他有精神疾病,副人格会时不时出来,和阿拉科滚在一起。
还有地下室……
沈烨脸色苍白一片,他翻动各个书籍,找到那本藏在夹缝里的书。
渺茫的希望逐渐熄灭,沈烨眼神沉沉地看着手上的书。
西东小声道:“我这些天一直在找进去的方法,我知道怎么进地下室。”
“……说。”沈烨语气很轻。
“跳个舞。”西东说,“你需要跳一支交际舞,踩到相应的地板格,顺序一个也不能错。
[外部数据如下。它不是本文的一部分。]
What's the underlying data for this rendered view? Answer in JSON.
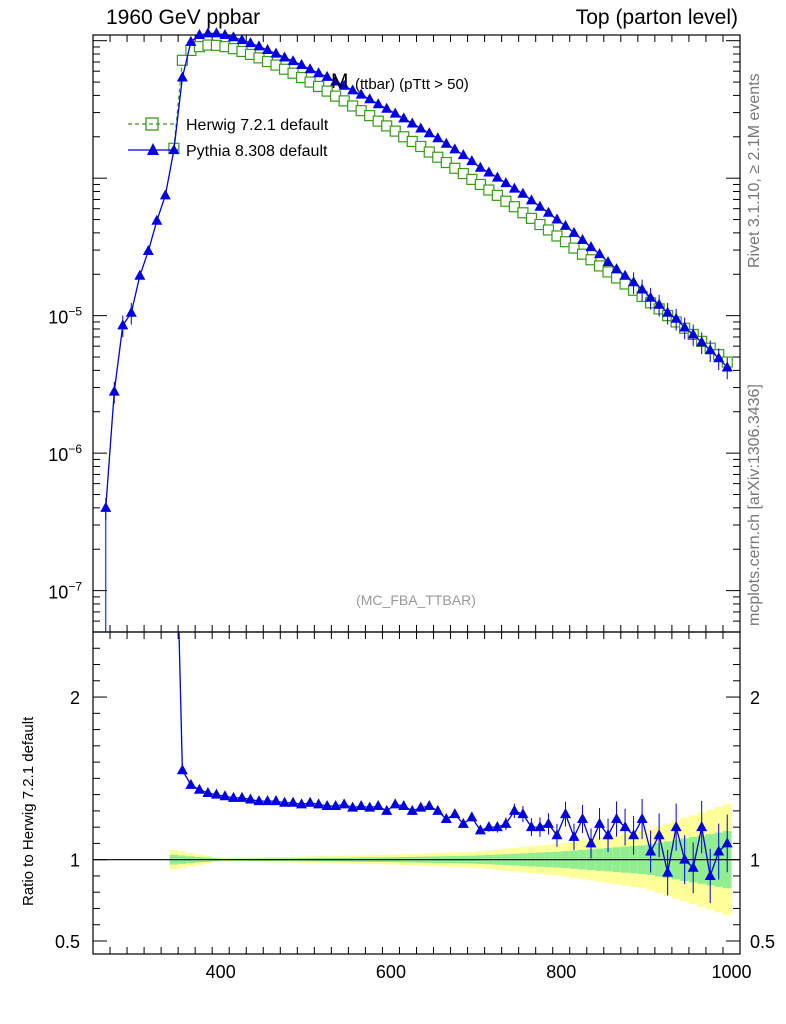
{
  "header": {
    "left": "1960 GeV ppbar",
    "right": "Top (parton level)"
  },
  "side": {
    "rivet": "Rivet 3.1.10, ≥ 2.1M events",
    "site": "mcplots.cern.ch [arXiv:1306.3436]"
  },
  "plot": {
    "title_main": "M",
    "title_sub": "(ttbar) (pTtt > 50)",
    "watermark": "(MC_FBA_TTBAR)",
    "ratio_ylabel": "Ratio to Herwig 7.2.1 default"
  },
  "colors": {
    "herwig": "#3a9a1a",
    "pythia": "#0000e0",
    "band_yellow": "#ffff99",
    "band_green": "#90ee90"
  },
  "chart_data": {
    "type": "line",
    "x_range": [
      250,
      1010
    ],
    "y_scale": "log",
    "y_range": [
      5e-08,
      0.0011
    ],
    "ratio_range": [
      0.42,
      2.4
    ],
    "x_ticks": [
      {
        "v": 400,
        "label": "400"
      },
      {
        "v": 600,
        "label": "600"
      },
      {
        "v": 800,
        "label": "800"
      },
      {
        "v": 1000,
        "label": "1000"
      }
    ],
    "y_ticks": [
      {
        "v": 1e-05,
        "base": "10",
        "exp": "−5"
      },
      {
        "v": 1e-06,
        "base": "10",
        "exp": "−6"
      },
      {
        "v": 1e-07,
        "base": "10",
        "exp": "−7"
      }
    ],
    "ratio_ticks": [
      {
        "v": 2,
        "label": "2"
      },
      {
        "v": 1,
        "label": "1"
      },
      {
        "v": 0.5,
        "label": "0.5"
      }
    ],
    "legend_position": "top-left",
    "series": [
      {
        "name": "Herwig 7.2.1 default",
        "marker": "open-square",
        "points": [
          [
            345,
            0.000165
          ],
          [
            355,
            0.00072
          ],
          [
            365,
            0.00085
          ],
          [
            375,
            0.000905
          ],
          [
            385,
            0.00093
          ],
          [
            395,
            0.000925
          ],
          [
            405,
            0.000905
          ],
          [
            415,
            0.000875
          ],
          [
            425,
            0.000835
          ],
          [
            435,
            0.000795
          ],
          [
            445,
            0.00075
          ],
          [
            455,
            0.000705
          ],
          [
            465,
            0.000665
          ],
          [
            475,
            0.00062
          ],
          [
            485,
            0.00058
          ],
          [
            495,
            0.00054
          ],
          [
            505,
            0.0005
          ],
          [
            515,
            0.000465
          ],
          [
            525,
            0.00043
          ],
          [
            535,
            0.000395
          ],
          [
            545,
            0.000365
          ],
          [
            555,
            0.000335
          ],
          [
            565,
            0.00031
          ],
          [
            575,
            0.000285
          ],
          [
            585,
            0.00026
          ],
          [
            595,
            0.00024
          ],
          [
            605,
            0.00022
          ],
          [
            615,
            0.0002
          ],
          [
            625,
            0.000185
          ],
          [
            635,
            0.00017
          ],
          [
            645,
            0.000155
          ],
          [
            655,
            0.000142
          ],
          [
            665,
            0.00013
          ],
          [
            675,
            0.000118
          ],
          [
            685,
            0.000108
          ],
          [
            695,
            9.8e-05
          ],
          [
            705,
            9e-05
          ],
          [
            715,
            8.2e-05
          ],
          [
            725,
            7.5e-05
          ],
          [
            735,
            6.8e-05
          ],
          [
            745,
            6.2e-05
          ],
          [
            755,
            5.6e-05
          ],
          [
            765,
            5.1e-05
          ],
          [
            775,
            4.6e-05
          ],
          [
            785,
            4.2e-05
          ],
          [
            795,
            3.8e-05
          ],
          [
            805,
            3.45e-05
          ],
          [
            815,
            3.1e-05
          ],
          [
            825,
            2.8e-05
          ],
          [
            835,
            2.55e-05
          ],
          [
            845,
            2.3e-05
          ],
          [
            855,
            2.08e-05
          ],
          [
            865,
            1.88e-05
          ],
          [
            875,
            1.7e-05
          ],
          [
            885,
            1.53e-05
          ],
          [
            895,
            1.38e-05
          ],
          [
            905,
            1.24e-05
          ],
          [
            915,
            1.12e-05
          ],
          [
            925,
            1e-05
          ],
          [
            935,
            9e-06
          ],
          [
            945,
            8.1e-06
          ],
          [
            955,
            7.3e-06
          ],
          [
            965,
            6.5e-06
          ],
          [
            975,
            5.8e-06
          ],
          [
            985,
            5.2e-06
          ],
          [
            995,
            4.6e-06
          ]
        ]
      },
      {
        "name": "Pythia 8.308 default",
        "marker": "filled-triangle",
        "points": [
          [
            265,
            4e-07
          ],
          [
            275,
            2.8e-06
          ],
          [
            285,
            8.5e-06
          ],
          [
            295,
            1.05e-05
          ],
          [
            305,
            1.95e-05
          ],
          [
            315,
            2.95e-05
          ],
          [
            325,
            4.9e-05
          ],
          [
            335,
            7.5e-05
          ],
          [
            345,
            0.00016
          ],
          [
            355,
            0.00054
          ],
          [
            365,
            0.00098
          ],
          [
            375,
            0.0011
          ],
          [
            385,
            0.00113
          ],
          [
            395,
            0.00113
          ],
          [
            405,
            0.0011
          ],
          [
            415,
            0.00106
          ],
          [
            425,
            0.00101
          ],
          [
            435,
            0.00096
          ],
          [
            445,
            0.00091
          ],
          [
            455,
            0.000855
          ],
          [
            465,
            0.000805
          ],
          [
            475,
            0.000755
          ],
          [
            485,
            0.00071
          ],
          [
            495,
            0.000665
          ],
          [
            505,
            0.00062
          ],
          [
            515,
            0.00058
          ],
          [
            525,
            0.000545
          ],
          [
            535,
            0.000505
          ],
          [
            545,
            0.00047
          ],
          [
            555,
            0.000435
          ],
          [
            565,
            0.000405
          ],
          [
            575,
            0.000375
          ],
          [
            585,
            0.000345
          ],
          [
            595,
            0.00032
          ],
          [
            605,
            0.000295
          ],
          [
            615,
            0.000272
          ],
          [
            625,
            0.00025
          ],
          [
            635,
            0.00023
          ],
          [
            645,
            0.000212
          ],
          [
            655,
            0.000195
          ],
          [
            665,
            0.000178
          ],
          [
            675,
            0.000162
          ],
          [
            685,
            0.000147
          ],
          [
            695,
            0.000133
          ],
          [
            705,
            0.000119
          ],
          [
            715,
            0.00011
          ],
          [
            725,
            0.000101
          ],
          [
            735,
            9.2e-05
          ],
          [
            745,
            8.4e-05
          ],
          [
            755,
            7.7e-05
          ],
          [
            765,
            6.9e-05
          ],
          [
            775,
            6.2e-05
          ],
          [
            785,
            5.6e-05
          ],
          [
            795,
            5e-05
          ],
          [
            805,
            4.5e-05
          ],
          [
            815,
            4e-05
          ],
          [
            825,
            3.55e-05
          ],
          [
            835,
            3.15e-05
          ],
          [
            845,
            2.8e-05
          ],
          [
            855,
            2.45e-05
          ],
          [
            865,
            2.18e-05
          ],
          [
            875,
            1.95e-05
          ],
          [
            885,
            1.75e-05
          ],
          [
            895,
            1.55e-05
          ],
          [
            905,
            1.35e-05
          ],
          [
            915,
            1.2e-05
          ],
          [
            925,
            1.05e-05
          ],
          [
            935,
            9.5e-06
          ],
          [
            945,
            8.2e-06
          ],
          [
            955,
            7.3e-06
          ],
          [
            965,
            6.4e-06
          ],
          [
            975,
            5.6e-06
          ],
          [
            985,
            4.9e-06
          ],
          [
            995,
            4.2e-06
          ]
        ]
      }
    ],
    "ratio": {
      "pythia": [
        [
          355,
          1.55
        ],
        [
          365,
          1.46
        ],
        [
          375,
          1.43
        ],
        [
          385,
          1.41
        ],
        [
          395,
          1.4
        ],
        [
          405,
          1.39
        ],
        [
          415,
          1.38
        ],
        [
          425,
          1.38
        ],
        [
          435,
          1.37
        ],
        [
          445,
          1.36
        ],
        [
          455,
          1.36
        ],
        [
          465,
          1.36
        ],
        [
          475,
          1.35
        ],
        [
          485,
          1.35
        ],
        [
          495,
          1.34
        ],
        [
          505,
          1.35
        ],
        [
          515,
          1.34
        ],
        [
          525,
          1.33
        ],
        [
          535,
          1.33
        ],
        [
          545,
          1.34
        ],
        [
          555,
          1.32
        ],
        [
          565,
          1.33
        ],
        [
          575,
          1.32
        ],
        [
          585,
          1.33
        ],
        [
          595,
          1.3
        ],
        [
          605,
          1.34
        ],
        [
          615,
          1.33
        ],
        [
          625,
          1.3
        ],
        [
          635,
          1.32
        ],
        [
          645,
          1.33
        ],
        [
          655,
          1.3
        ],
        [
          665,
          1.25
        ],
        [
          675,
          1.28
        ],
        [
          685,
          1.22
        ],
        [
          695,
          1.26
        ],
        [
          705,
          1.18
        ],
        [
          715,
          1.2
        ],
        [
          725,
          1.2
        ],
        [
          735,
          1.22
        ],
        [
          745,
          1.3
        ],
        [
          755,
          1.28
        ],
        [
          765,
          1.2
        ],
        [
          775,
          1.2
        ],
        [
          785,
          1.22
        ],
        [
          795,
          1.15
        ],
        [
          805,
          1.28
        ],
        [
          815,
          1.14
        ],
        [
          825,
          1.25
        ],
        [
          835,
          1.1
        ],
        [
          845,
          1.22
        ],
        [
          855,
          1.15
        ],
        [
          865,
          1.25
        ],
        [
          875,
          1.2
        ],
        [
          885,
          1.15
        ],
        [
          895,
          1.25
        ],
        [
          905,
          1.05
        ],
        [
          915,
          1.15
        ],
        [
          925,
          0.92
        ],
        [
          935,
          1.2
        ],
        [
          945,
          1.0
        ],
        [
          955,
          0.95
        ],
        [
          965,
          1.2
        ],
        [
          975,
          0.9
        ],
        [
          985,
          1.05
        ],
        [
          995,
          1.1
        ]
      ],
      "yellow_half": [
        [
          345,
          0.06
        ],
        [
          400,
          0.01
        ],
        [
          500,
          0.02
        ],
        [
          600,
          0.03
        ],
        [
          700,
          0.05
        ],
        [
          800,
          0.1
        ],
        [
          900,
          0.18
        ],
        [
          1000,
          0.35
        ]
      ],
      "green_half": [
        [
          345,
          0.03
        ],
        [
          400,
          0.006
        ],
        [
          500,
          0.01
        ],
        [
          600,
          0.015
        ],
        [
          700,
          0.025
        ],
        [
          800,
          0.05
        ],
        [
          900,
          0.09
        ],
        [
          1000,
          0.18
        ]
      ]
    }
  }
}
”
沈烨心想,真踏马扯淡。
十五分钟后,地下室被打开,沈烨沉默地站在入口前。
西东催促道:“是你说见了地下室就带我走的,我已经带你来了,你……”
“你出去。”沈烨轻声道,“去外面等我。”
西东见他坚定不移,也不敢招惹这只快要崩溃的雌虫,转身跑去外面守门。
沈烨移步走进地下室。
台阶湿滑,长着常年不见阳光的青苔,阴暗窄长的下行阶梯让他感觉压抑至极,几乎要喘不上来气。
沈烨定定地打量过去。
灰色实质的墙壁上,涂着血红色的呓语,恐怖到仿佛是精神病人发病情况下涂抹的疯话。
一句句疯癫的我爱你,组成了这面诡异万分的涂鸦墙。
沈烨不敢多看,闷头往深处走。
“祝你生日快乐……”
悠扬的歌声从室底传来,欢声笑语,像是无数人聚在一起唱生日歌,鼓掌欢庆。
沈烨停下脚步,脸色苍白地看着眼前这一幕。
巨大的投影仪在眼前旋转,在墙壁上一次次倒映着偷拍下的视频。
“祝你生日快乐……”
墙壁上,“沈曲”笑呵呵地鼓掌,在场所有虫都围着中间满脸无奈的雌虫。
“沈烨”郁闷地抱紧头,不想看周围把他当幼崽唱生日歌的长辈们。
“崽子,二十三岁生日快乐!”
“沈曲”大笑着说。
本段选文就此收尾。